Toujours la même histoire on veut produire plus, pêcher plus, consommer plus (rappelez-moi quel est le but ultime de l’IA ?) et c’est aussi la surpêche dans les eaux internationales que dénonce l’auteur.

Mais le vrai problème c’est la surpopulation. Le profit avant le bien être. Dans le passé, une telle concentration de poissons entraînait toutes sortes de maladies. Furonculose, fibrose, ce genre de choses. Les premiers éleveurs avaient l’habitude de mélanger des antibiotiques à la nourriture dans une bétonnière avant de balancer le tout dans les cages. De nos jours, c’est plus scientifique. Les saumoneaux des alevinières sont vaccinés contre un tas de maladies avant même de voir la mer.

[…]
Vous voyez cette jolie couleur rose du saumon qu’on achète en supermarché ? Fausse. Comme Donald Trump et son bronzage bidon. Complètement artificielle. Ils ajoutent à la nourriture un pigment qui s’appelle l’astaxanthine, que le saumon sauvage, lui, absorbe en mangeant des crevettes et du krill.

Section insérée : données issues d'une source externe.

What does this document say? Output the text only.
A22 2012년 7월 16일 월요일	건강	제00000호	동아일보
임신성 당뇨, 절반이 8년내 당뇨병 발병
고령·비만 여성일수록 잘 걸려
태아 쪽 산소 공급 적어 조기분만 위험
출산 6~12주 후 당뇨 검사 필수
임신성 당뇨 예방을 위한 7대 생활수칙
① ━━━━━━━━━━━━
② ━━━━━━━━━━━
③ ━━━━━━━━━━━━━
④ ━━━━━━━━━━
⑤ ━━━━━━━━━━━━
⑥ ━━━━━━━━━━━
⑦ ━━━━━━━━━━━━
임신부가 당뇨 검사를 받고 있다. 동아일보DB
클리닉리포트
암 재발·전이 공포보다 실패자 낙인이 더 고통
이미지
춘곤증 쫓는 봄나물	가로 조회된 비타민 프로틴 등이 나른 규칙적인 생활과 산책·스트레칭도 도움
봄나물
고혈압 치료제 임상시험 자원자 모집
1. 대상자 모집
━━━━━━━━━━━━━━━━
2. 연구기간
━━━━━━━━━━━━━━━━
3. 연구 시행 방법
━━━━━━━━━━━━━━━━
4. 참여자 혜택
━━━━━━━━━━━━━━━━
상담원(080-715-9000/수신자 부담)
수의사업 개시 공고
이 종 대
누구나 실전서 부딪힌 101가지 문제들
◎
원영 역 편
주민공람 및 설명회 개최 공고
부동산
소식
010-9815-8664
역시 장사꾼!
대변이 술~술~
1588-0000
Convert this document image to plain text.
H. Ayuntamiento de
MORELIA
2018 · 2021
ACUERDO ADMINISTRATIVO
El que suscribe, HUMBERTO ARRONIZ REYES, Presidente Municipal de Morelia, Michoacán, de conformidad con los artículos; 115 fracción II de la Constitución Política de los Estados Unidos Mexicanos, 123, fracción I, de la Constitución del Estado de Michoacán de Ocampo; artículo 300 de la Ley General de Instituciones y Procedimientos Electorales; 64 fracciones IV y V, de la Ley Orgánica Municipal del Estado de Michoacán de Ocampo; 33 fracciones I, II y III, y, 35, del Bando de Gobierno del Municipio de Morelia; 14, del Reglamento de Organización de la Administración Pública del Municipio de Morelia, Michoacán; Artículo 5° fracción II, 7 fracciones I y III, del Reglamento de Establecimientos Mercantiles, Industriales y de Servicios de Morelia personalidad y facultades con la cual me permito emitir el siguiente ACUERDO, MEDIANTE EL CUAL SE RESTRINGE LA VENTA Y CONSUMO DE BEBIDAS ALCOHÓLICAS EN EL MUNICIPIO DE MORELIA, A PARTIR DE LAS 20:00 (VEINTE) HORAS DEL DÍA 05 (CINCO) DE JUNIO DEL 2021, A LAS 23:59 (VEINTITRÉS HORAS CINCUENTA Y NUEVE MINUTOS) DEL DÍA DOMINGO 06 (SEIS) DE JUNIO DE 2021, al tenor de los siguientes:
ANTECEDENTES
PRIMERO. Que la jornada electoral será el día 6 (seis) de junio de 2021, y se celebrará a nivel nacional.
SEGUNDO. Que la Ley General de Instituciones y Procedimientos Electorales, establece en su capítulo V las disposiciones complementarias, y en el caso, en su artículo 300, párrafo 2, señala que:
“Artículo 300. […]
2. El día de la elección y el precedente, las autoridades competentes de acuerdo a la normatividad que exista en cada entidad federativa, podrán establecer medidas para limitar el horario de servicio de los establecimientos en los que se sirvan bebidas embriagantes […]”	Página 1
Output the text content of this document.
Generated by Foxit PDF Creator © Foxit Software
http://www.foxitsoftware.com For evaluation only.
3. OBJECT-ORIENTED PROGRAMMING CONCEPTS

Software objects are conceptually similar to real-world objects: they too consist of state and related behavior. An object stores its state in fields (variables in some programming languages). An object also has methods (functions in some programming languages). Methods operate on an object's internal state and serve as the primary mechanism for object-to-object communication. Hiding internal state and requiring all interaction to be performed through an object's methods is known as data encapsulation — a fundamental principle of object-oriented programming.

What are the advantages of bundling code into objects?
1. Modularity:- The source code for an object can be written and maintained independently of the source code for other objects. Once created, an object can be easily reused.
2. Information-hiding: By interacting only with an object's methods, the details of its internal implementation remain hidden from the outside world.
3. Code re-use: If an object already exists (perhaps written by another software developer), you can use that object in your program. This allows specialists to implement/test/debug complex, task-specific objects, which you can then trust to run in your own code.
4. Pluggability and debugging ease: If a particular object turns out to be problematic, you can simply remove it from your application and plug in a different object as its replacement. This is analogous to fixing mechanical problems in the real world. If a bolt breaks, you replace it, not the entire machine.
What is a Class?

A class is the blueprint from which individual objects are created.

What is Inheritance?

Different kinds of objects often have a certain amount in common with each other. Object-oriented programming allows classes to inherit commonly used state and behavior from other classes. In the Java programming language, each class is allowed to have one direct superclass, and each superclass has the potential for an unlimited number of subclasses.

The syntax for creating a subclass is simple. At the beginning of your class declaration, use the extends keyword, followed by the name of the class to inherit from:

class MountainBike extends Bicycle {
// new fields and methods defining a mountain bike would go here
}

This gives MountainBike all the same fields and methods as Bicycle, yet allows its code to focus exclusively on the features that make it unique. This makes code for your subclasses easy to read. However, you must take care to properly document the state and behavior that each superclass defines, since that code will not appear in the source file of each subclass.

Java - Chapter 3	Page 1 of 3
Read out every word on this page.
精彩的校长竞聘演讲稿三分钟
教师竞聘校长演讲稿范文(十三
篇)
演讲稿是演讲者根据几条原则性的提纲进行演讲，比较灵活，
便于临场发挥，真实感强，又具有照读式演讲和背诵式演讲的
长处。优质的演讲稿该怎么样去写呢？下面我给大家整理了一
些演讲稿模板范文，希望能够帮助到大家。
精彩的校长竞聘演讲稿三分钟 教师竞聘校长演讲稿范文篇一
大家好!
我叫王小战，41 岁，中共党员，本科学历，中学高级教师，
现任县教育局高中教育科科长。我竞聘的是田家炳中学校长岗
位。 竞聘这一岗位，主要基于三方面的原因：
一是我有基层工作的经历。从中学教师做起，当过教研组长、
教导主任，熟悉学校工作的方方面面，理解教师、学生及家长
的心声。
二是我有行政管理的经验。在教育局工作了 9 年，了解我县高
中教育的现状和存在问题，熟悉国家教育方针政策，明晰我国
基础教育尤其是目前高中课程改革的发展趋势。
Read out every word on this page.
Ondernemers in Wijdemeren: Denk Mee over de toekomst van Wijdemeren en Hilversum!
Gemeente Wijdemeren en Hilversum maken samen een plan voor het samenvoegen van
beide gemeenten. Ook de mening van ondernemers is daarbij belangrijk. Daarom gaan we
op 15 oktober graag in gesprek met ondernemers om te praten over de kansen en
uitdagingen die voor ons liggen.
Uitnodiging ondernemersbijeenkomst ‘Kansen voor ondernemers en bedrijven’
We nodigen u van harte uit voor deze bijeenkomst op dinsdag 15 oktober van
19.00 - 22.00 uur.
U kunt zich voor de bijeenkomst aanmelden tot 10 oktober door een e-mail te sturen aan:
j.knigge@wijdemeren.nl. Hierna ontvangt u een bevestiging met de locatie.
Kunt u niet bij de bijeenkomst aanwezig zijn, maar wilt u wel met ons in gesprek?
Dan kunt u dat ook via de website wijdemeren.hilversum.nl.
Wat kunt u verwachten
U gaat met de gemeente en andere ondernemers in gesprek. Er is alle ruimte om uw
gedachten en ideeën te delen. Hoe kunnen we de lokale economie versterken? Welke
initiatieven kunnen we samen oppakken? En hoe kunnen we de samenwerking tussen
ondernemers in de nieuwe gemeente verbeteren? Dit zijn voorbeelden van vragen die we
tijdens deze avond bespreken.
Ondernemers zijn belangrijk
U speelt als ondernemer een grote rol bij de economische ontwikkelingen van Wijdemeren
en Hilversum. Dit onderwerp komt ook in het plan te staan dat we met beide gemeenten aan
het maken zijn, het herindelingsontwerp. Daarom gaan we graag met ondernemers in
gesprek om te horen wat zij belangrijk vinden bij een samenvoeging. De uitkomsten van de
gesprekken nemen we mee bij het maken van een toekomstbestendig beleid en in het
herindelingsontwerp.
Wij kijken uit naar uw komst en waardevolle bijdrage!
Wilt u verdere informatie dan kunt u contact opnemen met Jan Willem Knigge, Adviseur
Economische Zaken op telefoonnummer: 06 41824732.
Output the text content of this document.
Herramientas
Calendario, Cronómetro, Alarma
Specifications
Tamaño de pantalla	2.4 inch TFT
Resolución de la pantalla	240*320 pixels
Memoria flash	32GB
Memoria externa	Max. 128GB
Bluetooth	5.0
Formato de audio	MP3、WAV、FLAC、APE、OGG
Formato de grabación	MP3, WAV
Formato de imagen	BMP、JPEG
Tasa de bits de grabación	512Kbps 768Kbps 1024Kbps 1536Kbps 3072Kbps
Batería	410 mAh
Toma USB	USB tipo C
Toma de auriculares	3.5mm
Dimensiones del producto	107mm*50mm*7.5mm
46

Et lorsque Peter May met en scène le naufrage des baleines sur une des plages de l’île de Lewis et la tentative désespérée d’une poignée de femmes et d’hommes de les sauver, non seulement on a le coeur qui se serre mais on espère jusqu’à la dernière minute comme on espère que les aveux du fils du héros ne sont pas l’ultime rebondissement.

Loch noir

Loch noir, Peter May, traductrice Ariane Bataille , éditions Le Rouergue.